Simon Jowitt is currently a tenured Associate Professor of Economic Geology at the University of Nevada, Las Vegas, Nevada, USA. He has a BSc (Hons) degree in Geology from the University of Edinburgh, an MSc in Mining Geology from the Camborne School of Mines, and a PhD from the University of Leicester, all in the UK. Simon also spent eight years at Monash University in Melbourne, Australia, initially as a three-year postdoctoral research fellow working with Anglo American before moving to his current position at UNLV. His research focuses on the use of geochemistry to unravel geological processes in a variety of settings with direct application to understanding not only mineralizing systems but also igneous petrology, mineral exploration, global tectonics and the links between magmatism and metallogeny. He has also undertaken extensive research on mineral economics, global metal resources and the security of supply of the critical elements, and the “economic” side of economic geology, as demonstrated by a number of recent publications on global base, precious, and critical metal and mineral resources and the impact of COVID-19 on the global minerals industry. Simon also studies the environmental impact of mining and the potential uses of mining and other wastes for metal production and CO2 sequestration. He has published more than 95 scientific papers and peer-reviewed book chapters since 2010, is currently the Vice-President for Student Affairs for the Society of Economic Geologists (SEG) and was awarded the SEG’s Waldemar Lindgren Award in 2014.

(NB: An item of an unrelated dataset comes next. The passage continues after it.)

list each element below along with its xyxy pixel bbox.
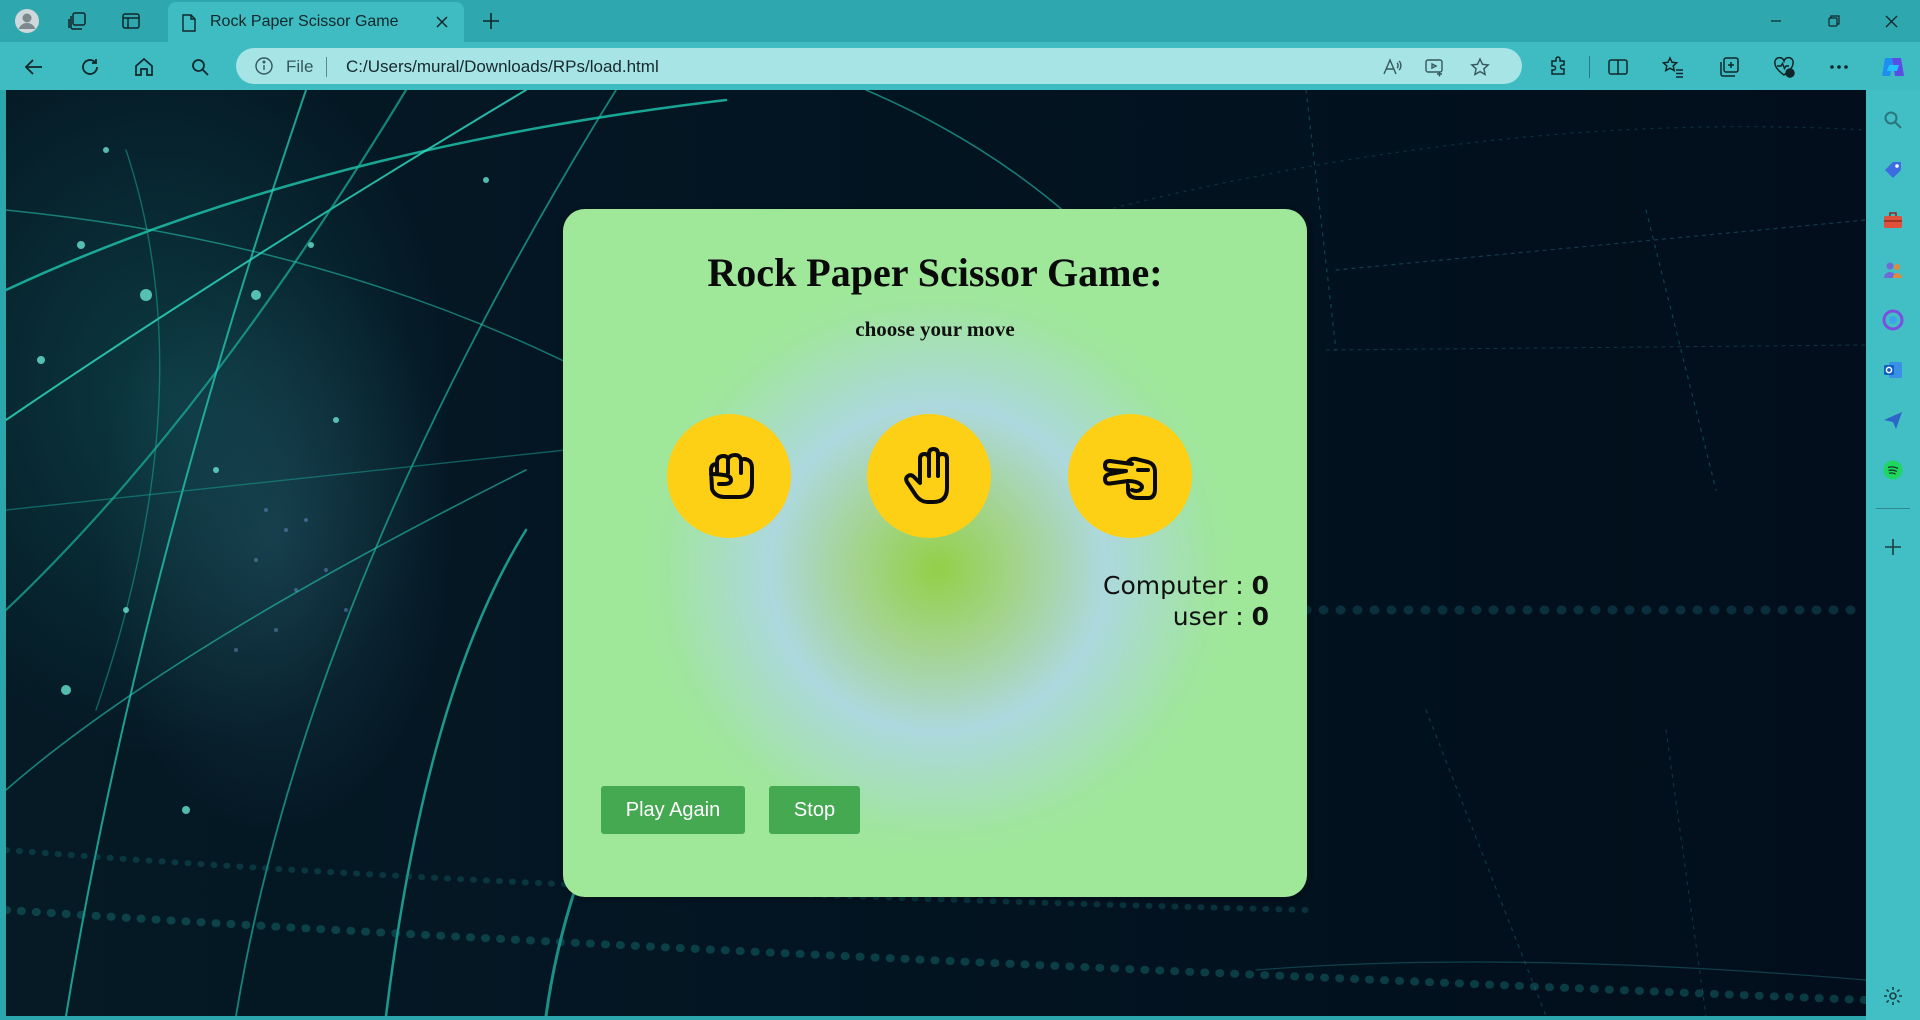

Globally we extract more metals and minerals than at any other point in human history, reflecting the mineral and metal basis of modern society. However, the minerals industry also faces more challenges that at any other time in the past, not just in terms of discovery and extraction of metals and minerals but also as a result of increasing environmental, social and governmental challenges that delay project development and can result in the cancellation of exploration licences and the removal of permission to operate. These challenges coincide with increased awareness of the importance of climate change mitigation, leading to government policy and investment and consumer demand for a move towards carbon-neutral economies and a rapid need for low- and zero-CO2 energy generation, storage and transport. The metal and mineral requirements for this energy transition are often ignored by policymakers but will require significant increases in production of key minerals and metals beyond current record levels of production, even if we can also increase recycling rates. The clash of often anti-minerals industry sentiment with the increased demand for metals and minerals that will drive the minerals industry for decades to come indicates we rapidly need to reconsider what is ore. We must move away from ore as being a purely economic concept to one that embraces all of the challenges and opportunities outlined above and more. This requires a rethink of the concepts of mineral and metal extraction to move towards more sustainable and comprehensive use of finite mineral resources, to develop approaches to generate wealth from minerals industry waste, and to improve our understanding of mineral deposits to both aid discovery and to allow enhanced main, co- and by-product recovery.